Cinta, kata yang begitu mudah diucapkan. Kata yang tak pernah hilang dalam kehidupan manusia. Entah, adakah alat hitung yang mampu menghitung seberapa banyak manusia melafadkan kata cinta. Cinta, begitu orang mengenalnya. Namun, adakah makna Cinta yang dipahami memiliki kesamaan antara satu sama lainnya? 

Cinta seringkali terucap dalam perbincangan sehari-hari, cinta orang tua dan anak, antara guru dan murid, dan tentu saja cinta para pemuda dan pemudi. Cinta yang begitu mudah dilantunkan. Ia hadir dalam berbagai bentuk mengisi ruang-ruang kehidupan manusia. Cinta bagaikan udara yang terhirup secara alami, laksana orang yang menghirup udara di pagi hari. Udara yang tak terlihat secara kasat mata, udara yang hanya bisa dirasakan kehadirannya. Udara yang menghadirkan kesegaran. Udara yang memberikan kenikmatan yang tak terbahasankan bagi penghirupnya. 

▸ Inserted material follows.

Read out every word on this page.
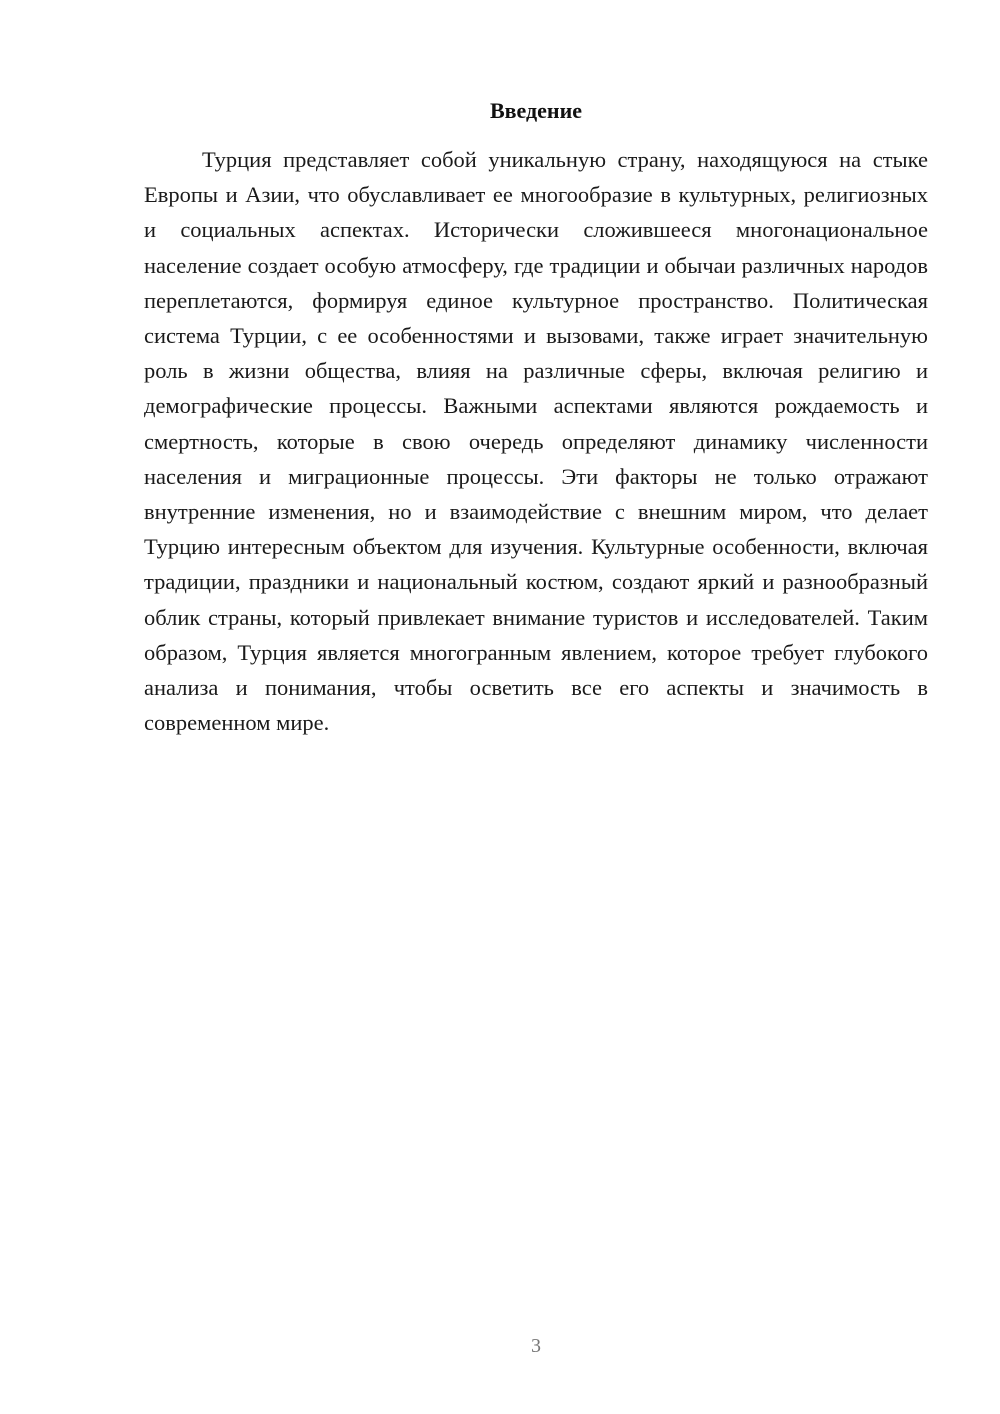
Введение

Турция представляет собой уникальную страну, находящуюся на стыке Европы и Азии, что обуславливает ее многообразие в культурных, религиозных и социальных аспектах. Исторически сложившееся многонациональное население создает особую атмосферу, где традиции и обычаи различных народов переплетаются, формируя единое культурное пространство. Политическая система Турции, с ее особенностями и вызовами, также играет значительную роль в жизни общества, влияя на различные сферы, включая религию и демографические процессы. Важными аспектами являются рождаемость и смертность, которые в свою очередь определяют динамику численности населения и миграционные процессы. Эти факторы не только отражают внутренние изменения, но и взаимодействие с внешним миром, что делает Турцию интересным объектом для изучения. Культурные особенности, включая традиции, праздники и национальный костюм, создают яркий и разнообразный облик страны, который привлекает внимание туристов и исследователей. Таким образом, Турция является многогранным явлением, которое требует глубокого анализа и понимания, чтобы осветить все его аспекты и значимость в современном мире.

3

Adakah cinta memiliki arti yang sama? Cobalah kita bertanya kepada masing-masing individu, niscaya akan kita temukan berbagai makna atau definisi cinta. Ya, ketika kita dihadapkan pada seorang yang jatuh cinta, atau paling tidak bersinggungan dengan cinta. Tanpa disadari terlantun dari kata-katanya, betapa cinta begitu indah, nikmat, bahagia. Namun ketika kita bertemu dengan seseorang yang kehilangan cintanya, maka ia pun akan mengatakan betapa cinta telah menciptakan kesengsaraan, kesedihan, dan sebagainya. 

Cinta orang tua pada anak akan melahirkan perhatian, kasih sayang, pengorbanan, tanggungjawab. Tak heran kiranya jika pepatah berkata ‘orang tua kaya anak jadi raja, anak kaya orang tua jadi budak’.  Pun demikian cinta seorang guru pada murid. Barangkali disinilah perumpamaan seorang guru dengan sang surya yang senantiasa menyinari dunia mendapatkan kebenarannya.
  
Aneka ragam makna atau definis cinta muncul karena cinta sejatinya tidak memiliki wujud yang utuh atau dalam kata lain bukan berupa benda mati yang bisa dilihat secara kasat mata. Tentu saja  sesuatu yang tidak nampak bukan berarti tiada, karena pada dasarnya sesuatu yang ada berawal dari ketiadaan.  

Cinta berupa rasa yang abstark. Wujud atau kehadiran cinta hanya bisa diketahui melalui tingkah laku, dalam kata lain, cinta melebur ke dalam jiwa manusia, kemudian menghasilkan gerak-gerik atau laku. Gerak-gerik atau laku inilah yang kemudian menjadi petanda wujud cinta. Petanda yang sejatinya hanyalah simbol-simbol unik yang mengandung beribu-ribu makna. Dengan kata lain, cinta hanya bisa dipahami melalui petanda-petanda yang ada. Tidak satupun yang mampu menyentuh cinta tanda menerima kehadiran petanda-petanda yang ada. Di sinilah makna cinta hanya bisa dipahami dengan menghadirkan makna-makna yang memiliki kesesuaian dengan petanda atau simbol. Atau barangkali dengan mengahadirkan makna lain sebagai pebanding bagi makna cinta. Atau dengan menghadirkan makna-makna yang mendekati arti dari makna cinta. Atau pun dengan menyajikan makna-makna yang saling bertentangan.  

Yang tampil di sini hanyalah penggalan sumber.